MCP + NLWeb: Talk to the Web (Part 1) by Seth Carney

MCP, or Model Context Protocol, is an open source standard for connecting artificially intelligent agents to external systems, automating interactions and transactions with the internet, APIs, or various business tools.

MCP was developed in order to enable agents to perform outside tasks, take advantage of 3rd party APIs, and access additional data. The relatively new protocol, released by Anthropic towards the end of 2024, provides a simple and standardized way to give AI systems access to data and tools. Aligned developers can help prevent unique integrations from becoming common and ensure that all tools are model agnostic.

Microsoft recently released a capable open sourced MCP server NLWeb at MSBuild.

NLWeb is an project developed by Microsoft to provide a natural language website, including a chat interface for websites using the model of their choice and their own data. In addition to providing a chat UI, the project can also be used configured as an MCP server to expose APIs and data to outside agents, if configured.
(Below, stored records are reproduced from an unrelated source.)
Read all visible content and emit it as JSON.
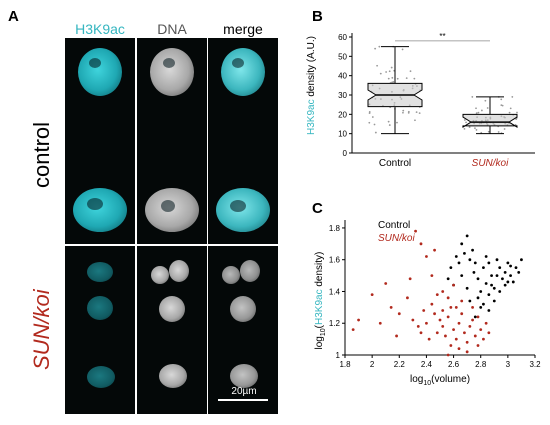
{
  "panels": {
    "a_letter": "A",
    "b_letter": "B",
    "c_letter": "C"
  },
  "panel_a": {
    "col_headers": [
      "H3K9ac",
      "DNA",
      "merge"
    ],
    "row_labels": [
      "control",
      "SUN/koi"
    ],
    "scale_bar": "20µm"
  },
  "colors": {
    "cyan": "#35b6c0",
    "red": "#b22a1e",
    "black": "#000000"
  },
  "chart_data": [
    {
      "type": "box",
      "ylabel_colored": "H3K9ac",
      "ylabel_rest": " density (A.U.)",
      "categories": [
        "Control",
        "SUN/koi"
      ],
      "yticks": [
        0,
        10,
        20,
        30,
        40,
        50,
        60
      ],
      "ylim": [
        0,
        60
      ],
      "boxes": [
        {
          "name": "Control",
          "whisker_low": 10,
          "q1": 24,
          "median": 30,
          "q3": 36,
          "whisker_high": 55
        },
        {
          "name": "SUN/koi",
          "whisker_low": 10,
          "q1": 14,
          "median": 16,
          "q3": 20,
          "whisker_high": 29
        }
      ],
      "significance": "**",
      "grid": false
    },
    {
      "type": "scatter",
      "series": [
        {
          "name": "Control",
          "color": "#000000",
          "points": [
            [
              2.58,
              1.55
            ],
            [
              2.62,
              1.62
            ],
            [
              2.66,
              1.7
            ],
            [
              2.7,
              1.75
            ],
            [
              2.72,
              1.6
            ],
            [
              2.75,
              1.52
            ],
            [
              2.78,
              1.48
            ],
            [
              2.8,
              1.4
            ],
            [
              2.82,
              1.55
            ],
            [
              2.84,
              1.45
            ],
            [
              2.86,
              1.38
            ],
            [
              2.88,
              1.5
            ],
            [
              2.9,
              1.42
            ],
            [
              2.92,
              1.6
            ],
            [
              2.94,
              1.55
            ],
            [
              2.96,
              1.48
            ],
            [
              2.98,
              1.52
            ],
            [
              3.0,
              1.58
            ],
            [
              3.02,
              1.5
            ],
            [
              3.04,
              1.46
            ],
            [
              3.06,
              1.55
            ],
            [
              3.08,
              1.52
            ],
            [
              3.1,
              1.6
            ],
            [
              2.74,
              1.66
            ],
            [
              2.78,
              1.36
            ],
            [
              2.82,
              1.32
            ],
            [
              2.86,
              1.28
            ],
            [
              2.7,
              1.42
            ],
            [
              2.66,
              1.5
            ],
            [
              2.6,
              1.44
            ],
            [
              2.9,
              1.34
            ],
            [
              2.94,
              1.4
            ],
            [
              2.98,
              1.44
            ],
            [
              3.02,
              1.56
            ],
            [
              2.76,
              1.58
            ],
            [
              2.84,
              1.62
            ],
            [
              2.64,
              1.58
            ],
            [
              2.56,
              1.48
            ],
            [
              2.92,
              1.5
            ],
            [
              2.8,
              1.3
            ],
            [
              2.76,
              1.24
            ],
            [
              2.72,
              1.34
            ],
            [
              2.88,
              1.44
            ],
            [
              2.68,
              1.64
            ],
            [
              3.0,
              1.46
            ],
            [
              2.86,
              1.58
            ]
          ]
        },
        {
          "name": "SUN/koi",
          "color": "#b22a1e",
          "points": [
            [
              1.9,
              1.22
            ],
            [
              1.86,
              1.16
            ],
            [
              2.0,
              1.38
            ],
            [
              2.1,
              1.45
            ],
            [
              2.14,
              1.3
            ],
            [
              2.2,
              1.26
            ],
            [
              2.26,
              1.36
            ],
            [
              2.3,
              1.22
            ],
            [
              2.34,
              1.18
            ],
            [
              2.38,
              1.28
            ],
            [
              2.4,
              1.2
            ],
            [
              2.44,
              1.32
            ],
            [
              2.46,
              1.26
            ],
            [
              2.48,
              1.14
            ],
            [
              2.5,
              1.22
            ],
            [
              2.52,
              1.18
            ],
            [
              2.54,
              1.12
            ],
            [
              2.56,
              1.24
            ],
            [
              2.58,
              1.3
            ],
            [
              2.6,
              1.16
            ],
            [
              2.62,
              1.1
            ],
            [
              2.64,
              1.2
            ],
            [
              2.66,
              1.26
            ],
            [
              2.68,
              1.14
            ],
            [
              2.7,
              1.08
            ],
            [
              2.72,
              1.18
            ],
            [
              2.74,
              1.22
            ],
            [
              2.76,
              1.12
            ],
            [
              2.78,
              1.06
            ],
            [
              2.8,
              1.16
            ],
            [
              2.82,
              1.1
            ],
            [
              2.84,
              1.2
            ],
            [
              2.52,
              1.4
            ],
            [
              2.44,
              1.5
            ],
            [
              2.4,
              1.62
            ],
            [
              2.36,
              1.7
            ],
            [
              2.46,
              1.66
            ],
            [
              2.32,
              1.78
            ],
            [
              2.56,
              1.36
            ],
            [
              2.6,
              1.44
            ],
            [
              2.28,
              1.48
            ],
            [
              2.48,
              1.38
            ],
            [
              2.58,
              1.06
            ],
            [
              2.64,
              1.04
            ],
            [
              2.7,
              1.02
            ],
            [
              2.56,
              1.0
            ],
            [
              2.62,
              1.3
            ],
            [
              2.66,
              1.34
            ],
            [
              2.52,
              1.28
            ],
            [
              2.42,
              1.1
            ],
            [
              2.36,
              1.14
            ],
            [
              2.18,
              1.12
            ],
            [
              2.06,
              1.2
            ],
            [
              2.74,
              1.3
            ],
            [
              2.78,
              1.24
            ],
            [
              2.86,
              1.14
            ]
          ]
        }
      ],
      "legend": [
        "Control",
        "SUN/koi"
      ],
      "legend_position": "top-left",
      "xlabel_prefix": "log",
      "xlabel_sub": "10",
      "xlabel_rest": "(volume)",
      "ylabel_prefix": "log",
      "ylabel_sub": "10",
      "ylabel_open": "(",
      "ylabel_colored": "H3K9ac",
      "ylabel_close": " density)",
      "xticks": [
        "1.8",
        "2",
        "2.2",
        "2.4",
        "2.6",
        "2.8",
        "3",
        "3.2"
      ],
      "xlim": [
        1.8,
        3.2
      ],
      "yticks": [
        "1",
        "1.2",
        "1.4",
        "1.6",
        "1.8"
      ],
      "ylim": [
        1.0,
        1.85
      ]
    }
  ]
}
Part 2 of this article will explore NLWeb further, but for now, let’s examine the underlying protocol it uses.

In the article image above,

  • Hosts are LLM applications (like Claude Desktop or IDEs) that initiate connections

  • Clients maintain 1:1 connections with servers, inside the host application

  • Servers provide context, tools, and prompts to clients

Using a consistent protocol prevents developers from having to maintain separate connection configurations between different sources and allows companies to begin to expose their products and services to be used by AI. There is support for a wide variety of languages to use to protocol, including Python, Typescript, C#, Java, amongst others.
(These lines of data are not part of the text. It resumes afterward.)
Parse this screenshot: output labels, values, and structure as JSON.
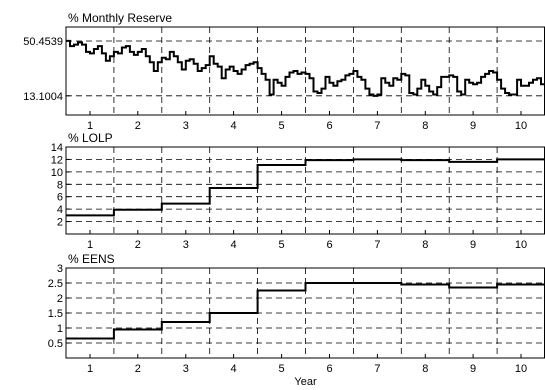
{
  "chart_data": [
    {
      "type": "line",
      "title": "% Monthly Reserve",
      "xlabel": "",
      "ylabel": "",
      "x_tick_labels": [
        "1",
        "2",
        "3",
        "4",
        "5",
        "6",
        "7",
        "8",
        "9",
        "10"
      ],
      "xlim": [
        0.5,
        10.5
      ],
      "ylim": [
        0,
        60
      ],
      "y_tick_values": [
        13.1004,
        50.4539
      ],
      "y_tick_labels": [
        "13.1004",
        "50.4539"
      ],
      "grid": true,
      "series": [
        {
          "step": true,
          "values": [
            50.5,
            47,
            48,
            49.5,
            48,
            43,
            42,
            45,
            47,
            42,
            37,
            40,
            43,
            42,
            46,
            47,
            43,
            41,
            43,
            45,
            40,
            36,
            30,
            36,
            39,
            38,
            43,
            40,
            36,
            31,
            37,
            38,
            35,
            30,
            32,
            34,
            40,
            35,
            33,
            25,
            31,
            33,
            30,
            28,
            31,
            34,
            35,
            36,
            32,
            28,
            24,
            14,
            24,
            22,
            20,
            26,
            29,
            30,
            28,
            29,
            28,
            25,
            16,
            15,
            18,
            26,
            22,
            20,
            23,
            24,
            27,
            28,
            30,
            26,
            24,
            18,
            14,
            13,
            14,
            25,
            22,
            20,
            25,
            24,
            28,
            27,
            15,
            14,
            18,
            24,
            20,
            16,
            14,
            19,
            26,
            26,
            27,
            26,
            16,
            14,
            24,
            22,
            21,
            22,
            26,
            28,
            30,
            29,
            24,
            18,
            15,
            14,
            14,
            24,
            20,
            20,
            22,
            24,
            25,
            21
          ]
        }
      ]
    },
    {
      "type": "line",
      "title": "% LOLP",
      "xlabel": "",
      "ylabel": "",
      "x_tick_labels": [
        "1",
        "2",
        "3",
        "4",
        "5",
        "6",
        "7",
        "8",
        "9",
        "10"
      ],
      "xlim": [
        0.5,
        10.5
      ],
      "ylim": [
        0,
        14
      ],
      "y_tick_values": [
        2,
        4,
        6,
        8,
        10,
        12,
        14
      ],
      "y_tick_labels": [
        "2",
        "4",
        "6",
        "8",
        "10",
        "12",
        "14"
      ],
      "grid": true,
      "series": [
        {
          "step": true,
          "x": [
            1,
            2,
            3,
            4,
            5,
            6,
            7,
            8,
            9,
            10
          ],
          "values": [
            3.0,
            3.9,
            4.9,
            7.4,
            11.1,
            11.9,
            12.0,
            11.9,
            11.6,
            12.0
          ]
        }
      ]
    },
    {
      "type": "line",
      "title": "% EENS",
      "xlabel": "Year",
      "ylabel": "",
      "x_tick_labels": [
        "1",
        "2",
        "3",
        "4",
        "5",
        "6",
        "7",
        "8",
        "9",
        "10"
      ],
      "xlim": [
        0.5,
        10.5
      ],
      "ylim": [
        0,
        3
      ],
      "y_tick_values": [
        0.5,
        1,
        1.5,
        2,
        2.5,
        3
      ],
      "y_tick_labels": [
        "0.5",
        "1",
        "1.5",
        "2",
        "2.5",
        "3"
      ],
      "grid": true,
      "series": [
        {
          "step": true,
          "x": [
            1,
            2,
            3,
            4,
            5,
            6,
            7,
            8,
            9,
            10
          ],
          "values": [
            0.65,
            0.95,
            1.2,
            1.5,
            2.25,
            2.5,
            2.5,
            2.45,
            2.35,
            2.45
          ]
        }
      ]
    }
  ]
}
There are now thousands of servers that have been created to improve the AI experience since this protocol was released this past year. This number is destined to grow. It almost feels like this will develop into another interface that all public facing products will want to offer to stay competitive. Alongside web and mobile apps, MCP servers will be needed to best meet the needs of customers. Imagine a direct competitor in automated booking or scheduling services exposing their APIs via MCP while your company has not. The competitor’s ability to operate more efficiently could provide a significant edge, leaving your organization behind in a growing market of AI-driven customers.

This type of rapid development always sparks security concerns, as it rightfully should. Ensuring proper authentication and authorization is used will be a necessity. There have already been instances of prompt injection attacks targeting servers. These types of attacks will only become more common as the protocol gains popularity.

I for one am super excited about the idea of an open protocol that will help further enable AI development. It’s a bit of cautious optimism, as I will also will be properly vetting any MCP servers before use.